TAR and FEATHER that STUPID RODENT! "2 more wks of winter and then spring" my BUTT!


----------



## E_Lin (Jun 30, 2011)

Lowell H Turner said:


> TAR and FEATHER that STUPID RODENT! "2 more wks of winter and then spring" my BUTT!


I thought I saw on the news this morning that someone was suing the groundhog for getting the forecast wrong. I hope that was a joke or somebody trolling. Any lawyer that would actually file that should be disbarred.


----------



## TRAILGATOR (Jul 3, 2011)

montagc said:


> View attachment 71810
> 
> 
> And I got a few more where that came from.
> ...



MMMMMM one of my favorites!!!


----------



## Stekor (Mar 25, 2012)

Blame it on me, guys.. I picked up a new kayak in February, which all but guaranteed a cold long winter! At least I didn't wait until summer and made it a horribly rainy summer with unfishable swelled waters!

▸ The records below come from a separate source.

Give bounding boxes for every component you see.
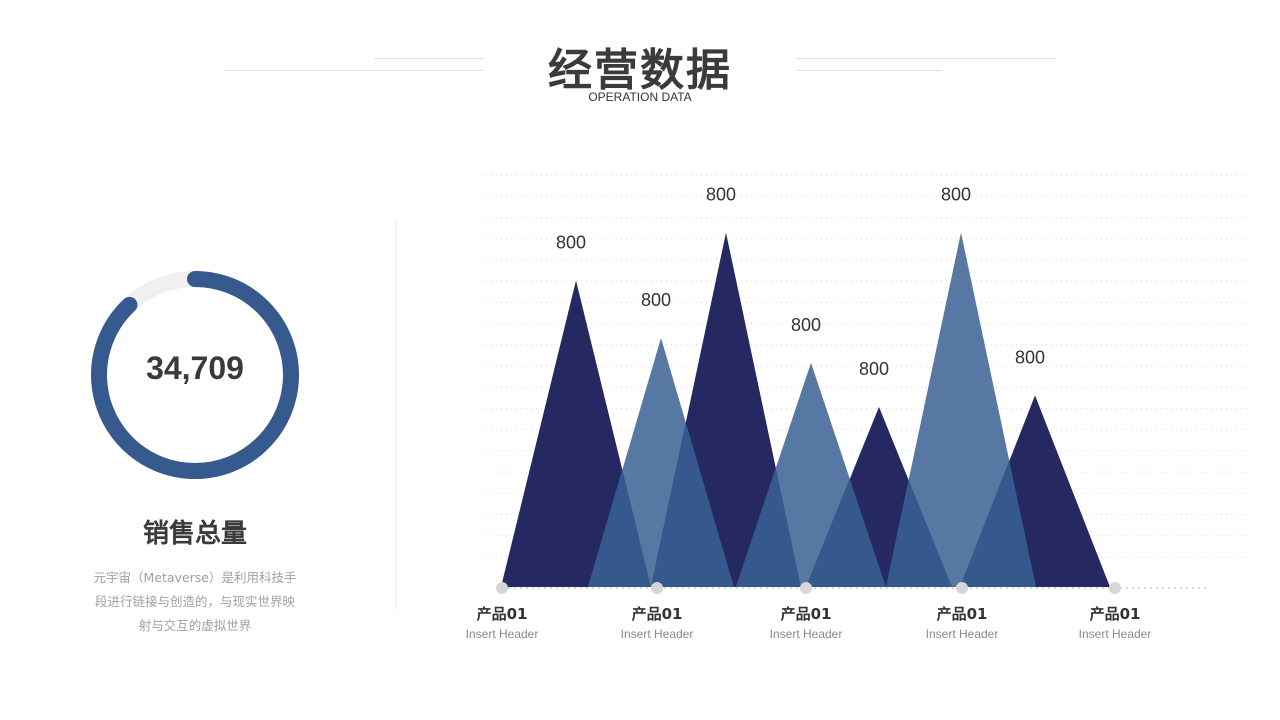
x-axis-marker bbox=[496, 582, 508, 594]
category-subtitle: Insert Header bbox=[620, 627, 694, 641]
sales-total-title: 销售总量 bbox=[142, 519, 247, 549]
progress-ring bbox=[91, 271, 299, 479]
category-label: 产品01 Insert Header bbox=[442, 603, 562, 641]
category-subtitle: Insert Header bbox=[925, 627, 999, 641]
progress-ring-fill bbox=[91, 271, 299, 479]
x-axis-marker bbox=[651, 582, 663, 594]
sales-total-description: 元宇宙（Metaverse）是利用科技手 段进行链接与创造的，与现实世界映 射与… bbox=[80, 566, 310, 638]
peak-label: 800 bbox=[641, 290, 671, 310]
peak-label: 800 bbox=[859, 359, 889, 379]
peak-label: 800 bbox=[556, 232, 586, 252]
category-name: 产品01 bbox=[780, 605, 832, 623]
category-subtitle: Insert Header bbox=[465, 627, 539, 641]
peak-overlap bbox=[960, 460, 1036, 587]
category-subtitle: Insert Header bbox=[1078, 627, 1152, 641]
header-rule-left-bottom bbox=[224, 70, 484, 71]
description-line: 元宇宙（Metaverse）是利用科技手 bbox=[93, 570, 297, 585]
category-subtitle: Insert Header bbox=[769, 627, 843, 641]
header-rule-right-top bbox=[796, 58, 1056, 59]
x-axis-marker bbox=[956, 582, 968, 594]
page-title: 经营数据 bbox=[548, 45, 732, 96]
category-name: 产品01 bbox=[936, 605, 988, 623]
peak-label: 800 bbox=[941, 185, 971, 205]
category-label: 产品01 Insert Header bbox=[597, 603, 717, 641]
category-label: 产品01 Insert Header bbox=[902, 603, 1022, 641]
category-label: 产品01 Insert Header bbox=[1055, 603, 1175, 641]
x-axis-marker bbox=[800, 582, 812, 594]
page-subtitle: OPERATION DATA bbox=[588, 90, 692, 104]
x-axis-marker bbox=[1109, 582, 1121, 594]
description-line: 段进行链接与创造的，与现实世界映 bbox=[94, 594, 295, 609]
category-name: 产品01 bbox=[631, 605, 683, 623]
category-name: 产品01 bbox=[476, 605, 528, 623]
header-rule-left-top bbox=[374, 58, 484, 59]
peak-overlap bbox=[806, 478, 886, 587]
description-line: 射与交互的虚拟世界 bbox=[138, 618, 252, 633]
peak-overlap bbox=[588, 469, 651, 587]
peak-overlap bbox=[651, 422, 734, 587]
sales-total-value: 34,709 bbox=[146, 350, 244, 386]
peak-overlap bbox=[736, 467, 801, 587]
category-label: 产品01 Insert Header bbox=[746, 603, 866, 641]
peak-label: 800 bbox=[791, 315, 821, 335]
header-rule-right-bottom bbox=[796, 70, 942, 71]
category-name: 产品01 bbox=[1089, 605, 1141, 623]
peak-label: 800 bbox=[1015, 347, 1045, 367]
peak-overlap bbox=[886, 480, 952, 587]
panel-divider bbox=[396, 220, 397, 610]
peak-label: 800 bbox=[706, 185, 736, 205]
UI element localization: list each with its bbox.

posted using Outdoor Hub Campfire


----------



## trailbreaker (Oct 11, 2008)

E_Lin said:


> I thought I saw on the news this morning that someone was suing the groundhog for getting the forecast wrong. I hope that was a joke or somebody trolling. Any lawyer that would actually file that should be disbarred.


it's no joke


----------



## dstiner86 (Jun 5, 2012)

BassAddict83 said:


> Mine has too... It's sad. I look at it every day and call Mother Nature terrible names that my own mother would be dissapointed to hear me say.


I feel both your pain.. I got the new yak calling me from the garage ..its paddles taunting in the closet.. two new rods heckling me in the corner.. And i can't even remember how many new lures singing my name from my bag.. .. Its 70/80 down south guys.. Whos ready to have a "yakavan" trip down the big rivers to warmer states?!? 

posted using Outdoor Hub Campfire


----------



## E_Lin (Jun 30, 2011)

trailbreaker said:


> E_Lin said:
> 
> 
> > I thought I saw on the news this morning that someone was suing the groundhog for getting the forecast wrong. I hope that was a joke or somebody trolling. Any lawyer that would actually file that should be disbarred.
> ...


It's not real. Yes, a lawsuit was drafted up, but it was made in jest and not submitted. How sad is the world today in this sue happy society that we have to actually question whether something like this is legitimate?


----------



## Greenhorn (Mar 24, 2013)

Yeah the weather is lame, I spent my weekend hauling firewood. I just outfitted my new canoe, can't wait for the winter to end.


----------



## trailbreaker (Oct 11, 2008)

so far we got 1'' of snow and more on the way 
i'll do this once spring hits :Banane42:


----------



## Greenhorn (Mar 24, 2013)

Heck, I busted my arse stretching a trailer that was given to me so that i would be ready. That's ok the fish will still be there just like my gear.


----------



## Britam05 (Jun 16, 2012)

It looks like 1 thing might work in our favor with this snow. It is supposed to warm up slow so the melt may be slow enough not to destroy the rivers!


Posted using Outdoor Hub Campfire


----------



## FishermanMurph (Jan 29, 2012)

Of course the weekend I'm gone, it's gonna be nice. I'm sure the following weekend it'll be back in the mid 30s and snow.


----------